“Os nossos sonhos não cabem nas vossas urnas” dizia um cartaz dos jovens que há uma semana acampam nas Puertas del Sol, em Madrid, inspirados nos portugueses da Geração à rasca em luta contra a precariedade do emprego, a falência do Estado Social e a dependência que fere a dignidade de quem tendo procurado qualificar-se enfrenta a falta de emprego, de valorização pessoal, a ambição de uma casa e família, numa irritante letargia que, prolongando-se no tempo pode despertar erráticos cantos de sereia de salvíficos arautos cavalgando o descontentamento e a crise.
Em Março deste ano, estavam registados no Centro de Emprego de Sintra 18.000 desempregados. Diárias procissões nas filas do desencanto, procissão renovada de suplentes da vida, a geração sem remuneração está minada pela desesperança e incomoda-se, e incomodando-se, incomoda-nos. Quem não tem um filho, um primo, um sobrinho que já caiu ou está prestes a cair neste tumulto, nova lepra dos novos anos de chumbo? Pensar que aos vinte e dois anos, depois de licenciado, apenas demorei poucos meses para arranjar um emprego, e nunca desde então deixei de o ter, e hoje, perto dos trinta e cinco, pessoas há que pasmados olharam para um contrato sem termo como quem olha o original da Bíblia, com a estupefacção de ter visto algo raro, é algo que dá que pensar e naquilo que fizemos ou deixámos fazer desta sociedade, onde de repente, aflitos, procuramos o Nós depois de anos a exaltarmos o Eu.

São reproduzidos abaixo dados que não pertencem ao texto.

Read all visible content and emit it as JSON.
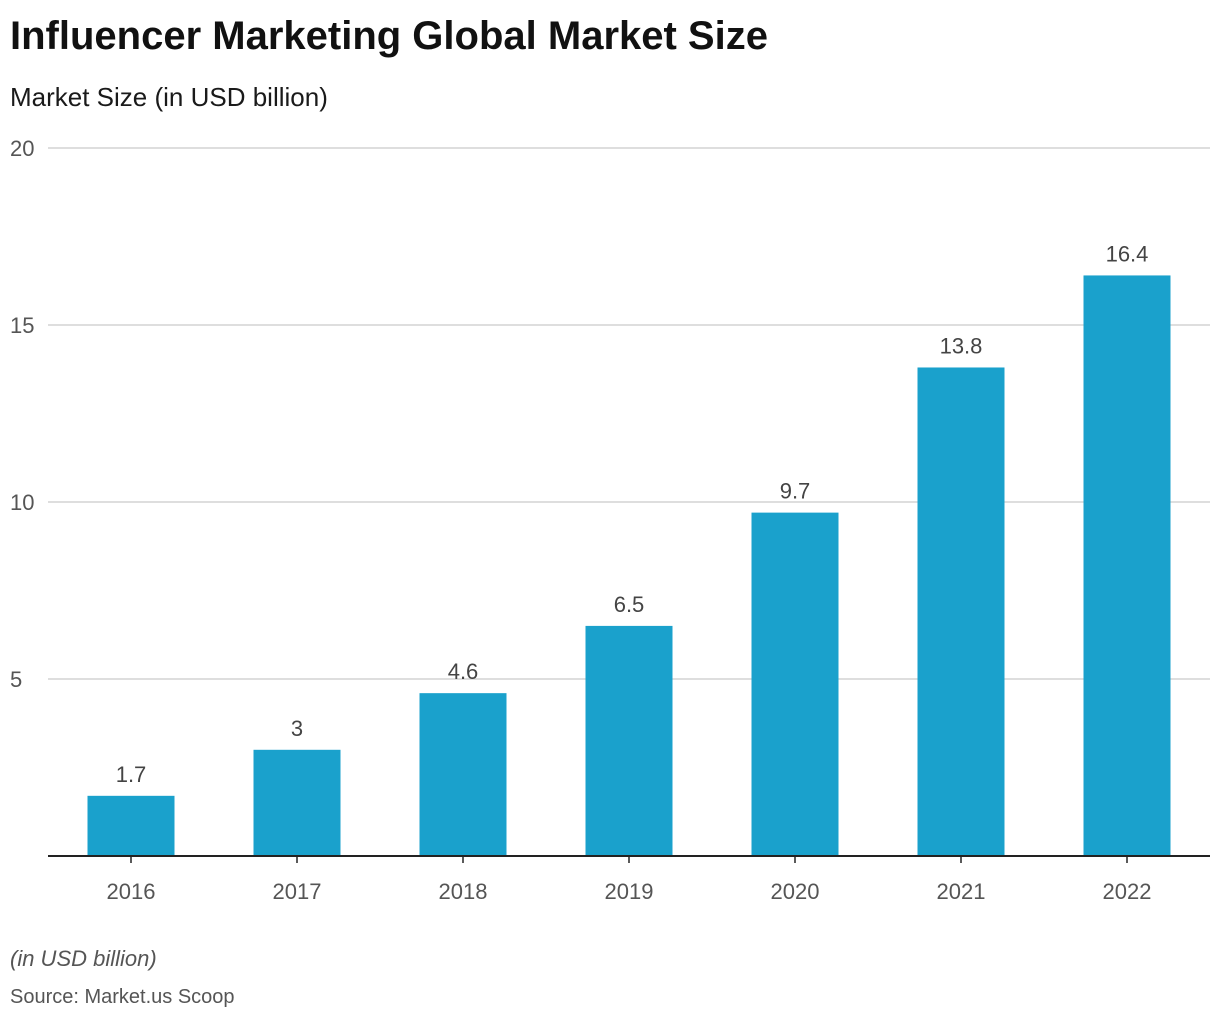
{
  "header": {
    "title": "Influencer Marketing Global Market Size",
    "subtitle": "Market Size (in USD billion)"
  },
  "footer": {
    "note": "(in USD billion)",
    "source": "Source: Market.us Scoop"
  },
  "colors": {
    "bar": "#1aa1cc",
    "grid": "#d4d4d4",
    "axis": "#222222"
  },
  "chart_data": {
    "type": "bar",
    "categories": [
      "2016",
      "2017",
      "2018",
      "2019",
      "2020",
      "2021",
      "2022"
    ],
    "values": [
      1.7,
      3,
      4.6,
      6.5,
      9.7,
      13.8,
      16.4
    ],
    "data_labels": [
      "1.7",
      "3",
      "4.6",
      "6.5",
      "9.7",
      "13.8",
      "16.4"
    ],
    "title": "Influencer Marketing Global Market Size",
    "subtitle": "Market Size (in USD billion)",
    "ylim": [
      0,
      20
    ],
    "yticks": [
      5,
      10,
      15,
      20
    ],
    "ytick_labels": [
      "5",
      "10",
      "15",
      "20"
    ],
    "grid": true,
    "legend": "none"
  }
}
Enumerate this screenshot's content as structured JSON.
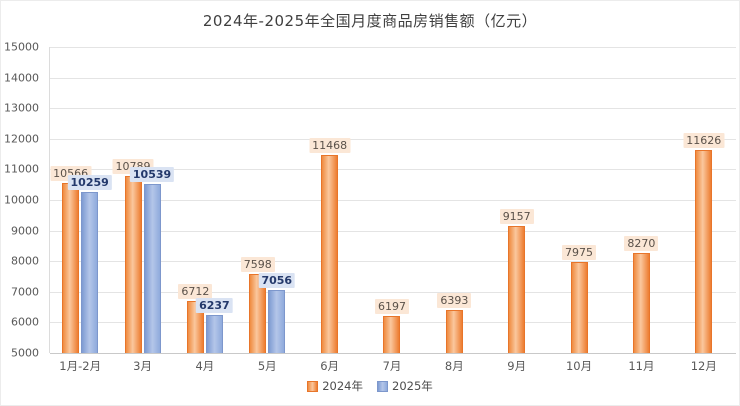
{
  "chart_data": {
    "type": "bar",
    "title": "2024年-2025年全国月度商品房销售额（亿元）",
    "categories": [
      "1月-2月",
      "3月",
      "4月",
      "5月",
      "6月",
      "7月",
      "8月",
      "9月",
      "10月",
      "11月",
      "12月"
    ],
    "series": [
      {
        "name": "2024年",
        "color": "#ED7D31",
        "values": [
          10566,
          10789,
          6712,
          7598,
          11468,
          6197,
          6393,
          9157,
          7975,
          8270,
          11626
        ]
      },
      {
        "name": "2025年",
        "color": "#8FAADC",
        "values": [
          10259,
          10539,
          6237,
          7056,
          null,
          null,
          null,
          null,
          null,
          null,
          null
        ]
      }
    ],
    "ylim": [
      5000,
      15000
    ],
    "ytick_step": 1000,
    "ytick_labels": [
      "15000",
      "14000",
      "13000",
      "12000",
      "11000",
      "10000",
      "9000",
      "8000",
      "7000",
      "6000",
      "5000"
    ],
    "grid": true,
    "legend_position": "bottom",
    "data_labels": true
  }
}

Despedidos da vida, licenciados sem saída, um Estado forçado a ser magro e para onde apesar dos cantos de sereia eleitoral não se pode olhar, mais que ocupar praças e militantes dormir no chão, necessário se torna, isso sim, é sem hesitações depressa levantar desse chão. Não é tarde para ter um passado, é demasiado cedo para desistir do futuro. E esse constrói-se com perseverança, união de esforços, atacar o dito “sistema” por dentro e não só com acções emblemáticas que depois dos telejornais e dos talk-shows disso mais não passam. Minar os partidos do poder, para que por dentro se possa chegar ao âmago de quem decide, não aliviar a pressão, enfrentar o sistema com as suas próprias armas. Não esquecer que Tróia foi conquistada, não após meses de cerco, mas depois que um cavalo de madeira para lá transportou os que contra ela lutavam e já espalhados pela cidade.
Os dezoito mil que diariamente esperam na fila, montando o cerco, mais os dezoito mil que em breve lá podem ir parar, mais todos os outros mil que querem que esses dezoito mil desapareçam da fila, têm de unir esforços, tomar o poder por dentro, construir o cavalo, para, mudando as políticas e os actores mudar a Economia da Descrença que larvar deste país se apoderou.
A democracia é um território de afectos, alguém disse. Sem trabalho e sem futuro não haverá afecto por uma democracia padrasto território de precários e descrentes. E da paixão à descrença, da descrença à ruptura, o território de afectos da democracia pode silencioso gerar novos ódios, e com eles a vinda de providenciais salvadores, embora hoje sem real poder para salvar, morta a Europa das Nações. Sem emprego e sem futuro não há democracia, esta é o território dos homens livres e sem dinheiro ou futuro, e sobretudo sem esperança, ninguém pode reclamar ser homem livre. Logo, há entre nós aflitos setecentos mil sonhos para sonhar e já aqui perto, dezoito mil deles pelo menos. Façamos que dezoito mil sonhos voltem a sonhar, começando pela arma que, bem usada, ainda pode vencer muitas guerras: o voto, lúcido, empenhado, diariamente vigiado pelos seus militantes donos, depois do seu singelo depósito. Para quem vive e sobrevive em Sintra, que em 5 de Junho vá às urnas tendo estes dezoito mil motivos no pensamento, e pode ser que um dia alguns dos sonhos, pelo menos, caibam dentro das urnas.